A importância da Santa Ceia

Subsídio para as Lições Bíblicas (CPAD)- I Coríntios- Os problemas da Igreja e suas soluções

Ordenança ou sacramento, Santa ceia ou ceia do Senhor?

A primeira observação sobre esse assunto parte dos diversos termos criados para descrever a Ceia do Senhor. Comumente no meio pentecostal, esse rito é chamado de Santa Ceia, dando um caráter mais sacramentalista para o cerimonial. Mesmo que os pentecostais insistam na tese verdadeira de que a Ceia é somente uma ordenança simbólica, os mesmos não perdem o hábito de sacralização do conceito. Portanto, não deixa de ser uma contradição defender o conceito de ordenança em detrimento de sacramento, enquanto se usa a expressão Santa Ceia em lugar de Ceia do Senhor.

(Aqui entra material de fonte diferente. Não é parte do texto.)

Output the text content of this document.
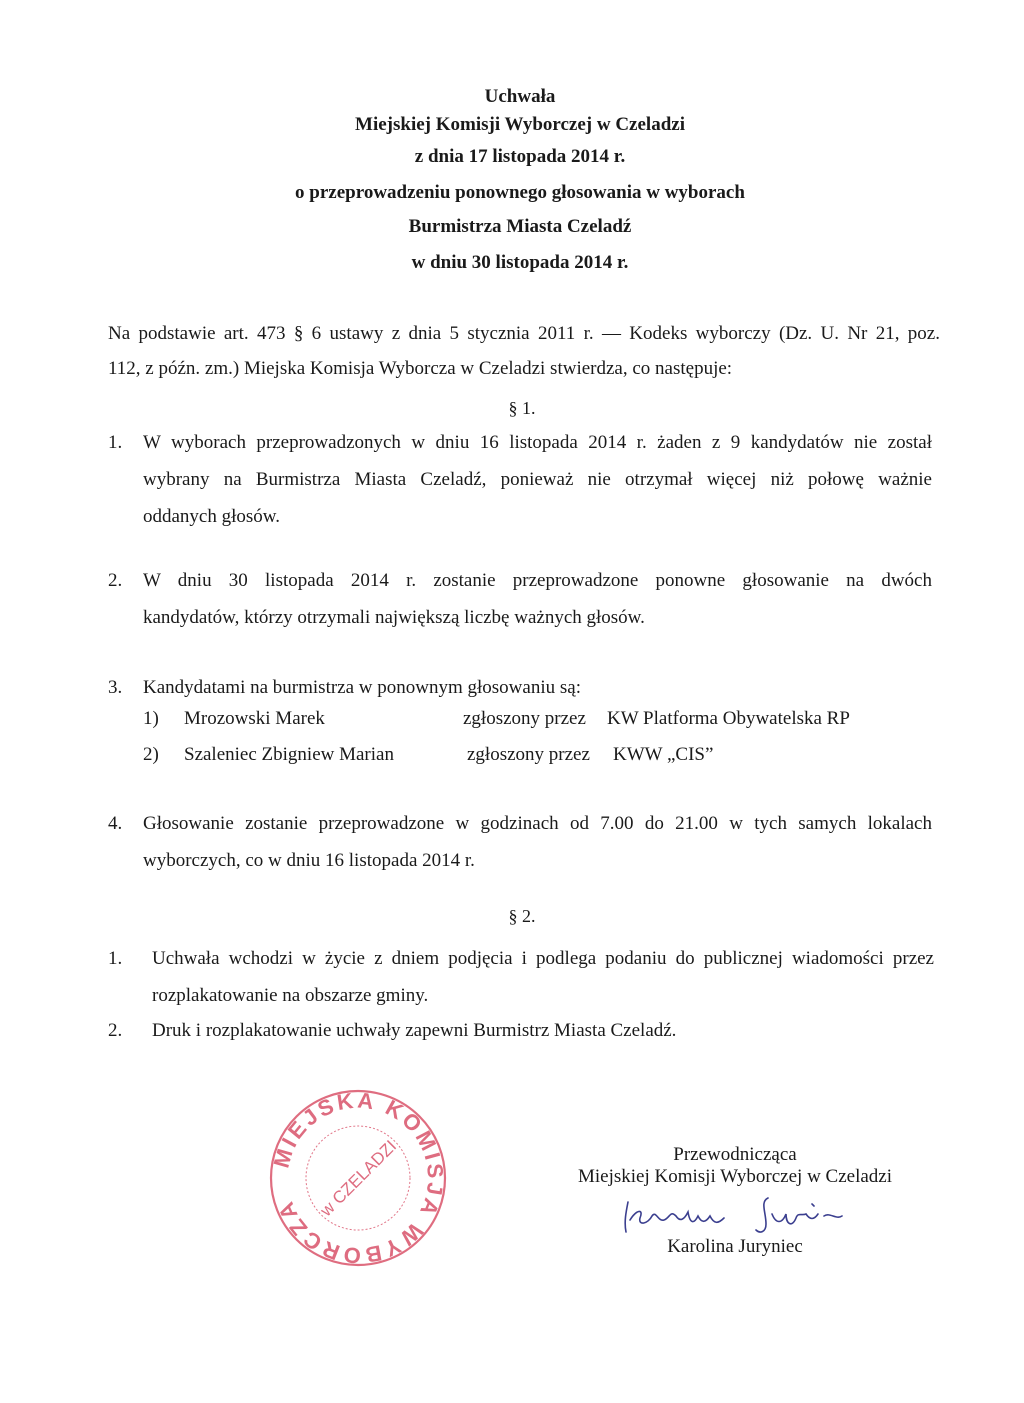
Uchwała
Miejskiej Komisji Wyborczej w Czeladzi
z dnia 17 listopada 2014 r.
o przeprowadzeniu ponownego głosowania w wyborach
Burmistrza Miasta Czeladź
w dniu 30 listopada 2014 r.
Na podstawie art. 473 § 6 ustawy z dnia 5 stycznia 2011 r. — Kodeks wyborczy (Dz. U. Nr 21, poz.
112, z późn. zm.) Miejska Komisja Wyborcza w Czeladzi stwierdza, co następuje:
§ 1.
1. W wyborach przeprowadzonych w dniu 16 listopada 2014 r. żaden z 9 kandydatów nie został
wybrany na Burmistrza Miasta Czeladź, ponieważ nie otrzymał więcej niż połowę ważnie
oddanych głosów.
2. W dniu 30 listopada 2014 r. zostanie przeprowadzone ponowne głosowanie na dwóch
kandydatów, którzy otrzymali największą liczbę ważnych głosów.
3. Kandydatami na burmistrza w ponownym głosowaniu są:
1) Mrozowski Marek	zgłoszony przez KW Platforma Obywatelska RP
2) Szaleniec Zbigniew Marian	zgłoszony przez KWW „CIS”
4. Głosowanie zostanie przeprowadzone w godzinach od 7.00 do 21.00 w tych samych lokalach
wyborczych, co w dniu 16 listopada 2014 r.
§ 2.
1. Uchwała wchodzi w życie z dniem podjęcia i podlega podaniu do publicznej wiadomości przez
rozplakatowanie na obszarze gminy.
2. Druk i rozplakatowanie uchwały zapewni Burmistrz Miasta Czeladź.
MIEJSKA KOMISJA WYBORCZA w CZELADZI	Przewodnicząca
Miejskiej Komisji Wyborczej w Czeladzi
Karolina Juryniec
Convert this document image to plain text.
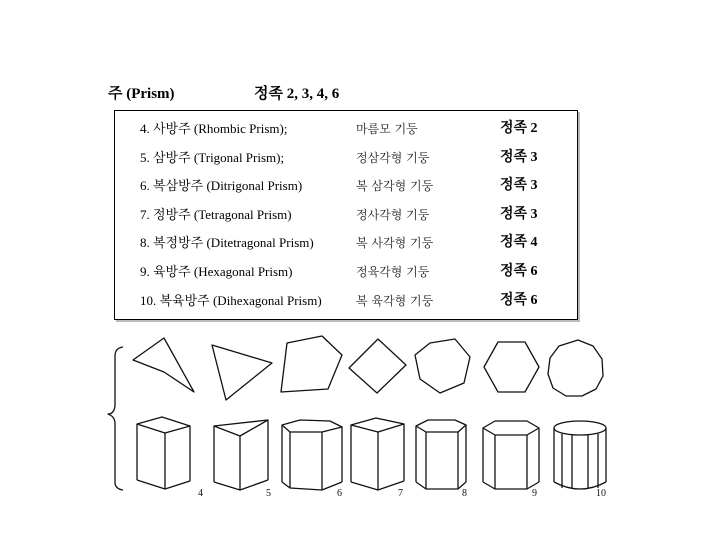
주 (Prism)	정족 2, 3, 4, 6
4. 사방주 (Rhombic Prism);	마름모 기둥	정족 2
5. 삼방주 (Trigonal Prism);	정삼각형 기둥	정족 3
6. 복삼방주 (Ditrigonal Prism)	복 삼각형 기둥	정족 3
7. 정방주 (Tetragonal Prism)	정사각형 기둥	정족 3
8. 복정방주 (Ditetragonal Prism)	복 사각형 기둥	정족 4
9. 육방주 (Hexagonal Prism)	정육각형 기둥	정족 6
10. 복육방주 (Dihexagonal Prism)	복 육각형 기둥	정족 6
4	5	6	7	8	9	10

A terminologia foi mudando no decorrer dos séculos. O termo usado por Paulo é kyriakon deipnon, isto é, Ceia do Senhor (I Co 11.20). Posteriormente no Didaqué  (9.1.5) a expressão “eucaristia” foi incorporada. Em Diogneto 12.9, a Ceia ficou conhecida como a pascha (páscoa cristã). Séculos depois originou-se o conceito de missa, ou seja, um “sacrifício contínuo de Cristo”.

Os sacramentalistas radicais, que estão presente na teologia católica, por exemplo, defendem que a Ceia do Senhor transmite uma “graça interior e espiritual”. O que seria isso? Para muitos, a Ceia transmite a graça salvadora ou libertadora. No meio pentecostal, esse equivoco também é presente, quanto muitos atribuem a Santa Ceia (sic) a transmissão de uma unção especial ou até mesmo poder de cura.  Portanto, entre os pentecostais há muitos sacramentalistas radicais.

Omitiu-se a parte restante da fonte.